Despite advances in immunosuppressive therapy in last few years, allograft rejection still remains the concern for kidney graft failure. Cytokines are key mediators in the induction and effector phases of all immune and inflammatory responses. They are not allospecific so both recipient as well as donor cells may be subjected to cytokine changes. We sought to ascertain whether IL-1B -511, IL-1B +3954, TNF-A -308, TGF-B Codon 10 and 25, IL-2 -330, IL-6 -174, IL-10 -1082, IL-10 -819 (SNPs), IL-1RN, IL-4 (VNTR) and TGF-B C-del (deletion) genes in two hundred subjects including recipients and their live matched donors influence renal allograft outcome. Screening was performed using PCR-RFLP and amplification refractory mutation system (ARMS-PCR). The risk for rejection appeared significant amongst recipients for pro-inflammatory cytokines IL-1B + 3954 (P = 0.045) and TNF-A -308 (0.031). No association of cytokine gene variants with rejection was observed in donors group. Further evaluating combinational effect of TNF-A (-308), IL-4 and IL-10 (-819) genes with the risk of allograft rejection showed no additive influence. Haplotype analysis between IL-1 gene cluster, TGF-B Codon 10 and 25 and IL-10 -1082 and -819 revealed that haplotypes of IL-1 gene 240-T-C, 410-T-C and 410-T-T showed very high risk among the recipients (> 16, > 5 and > 12 folds risk respectively) when compared to donors.
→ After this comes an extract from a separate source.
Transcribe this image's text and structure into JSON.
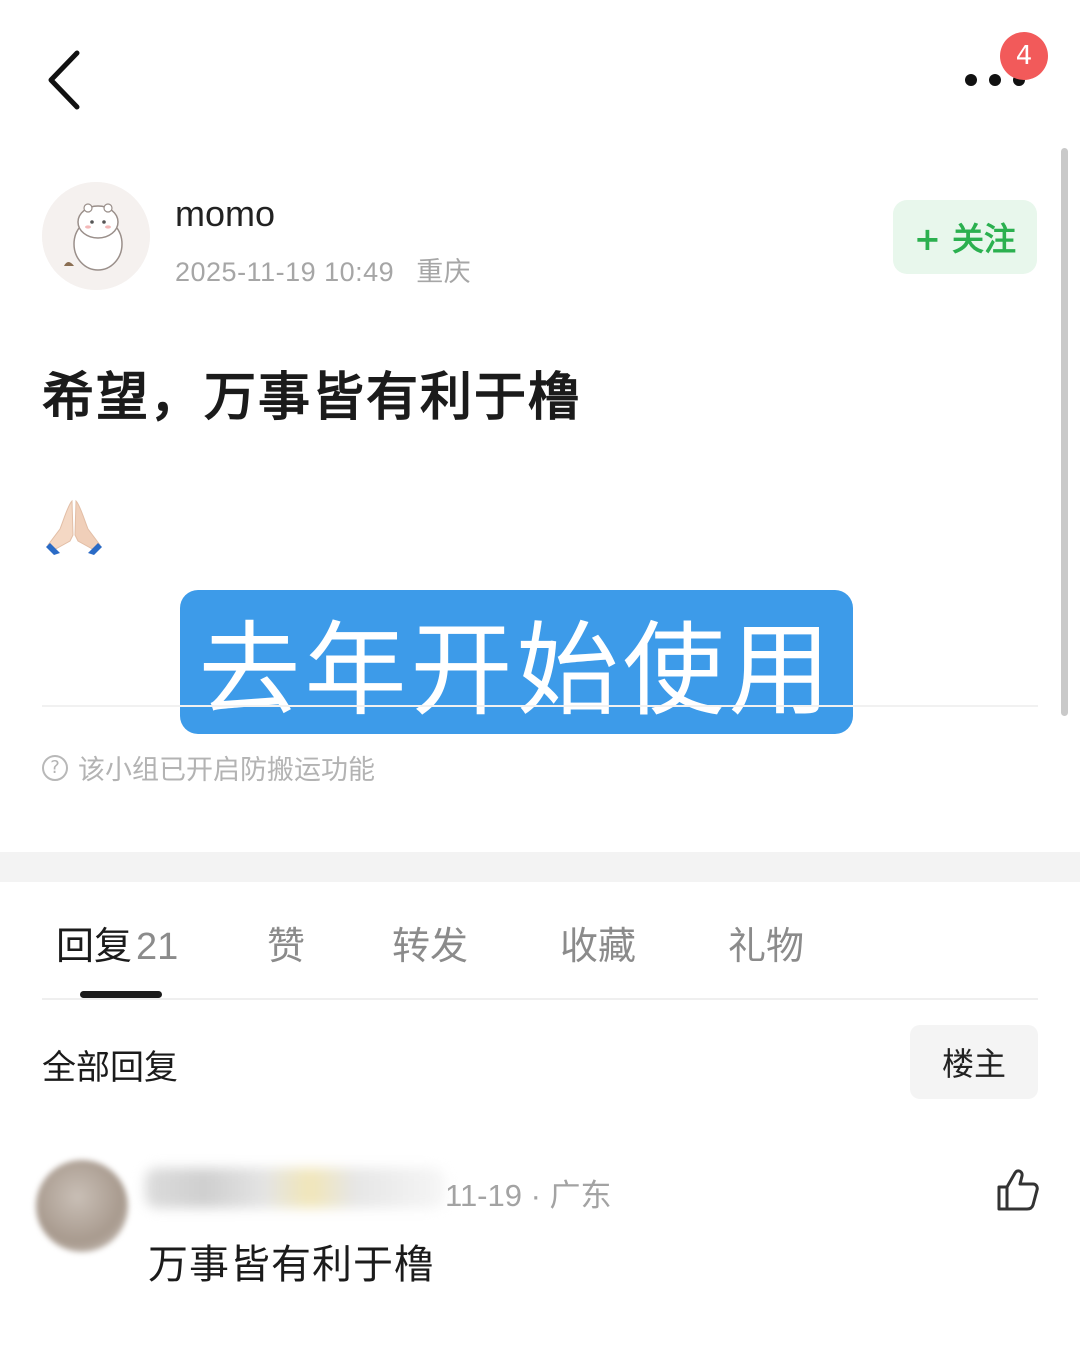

Interestingly, all these three haplotypes contained the variant allele T* of IL-B -511. In conclusion, our results suggest that high producing genotypes of pro-inflammatory cytokine genes in recipients have risk for allograft rejection. Lack of association in donors may be suggestive of having no conspicuous role in allograft outcome. Further analysis of diversity in haplotype variations in large populations could conceivably provide the basis for defined approaches to limit the rejections.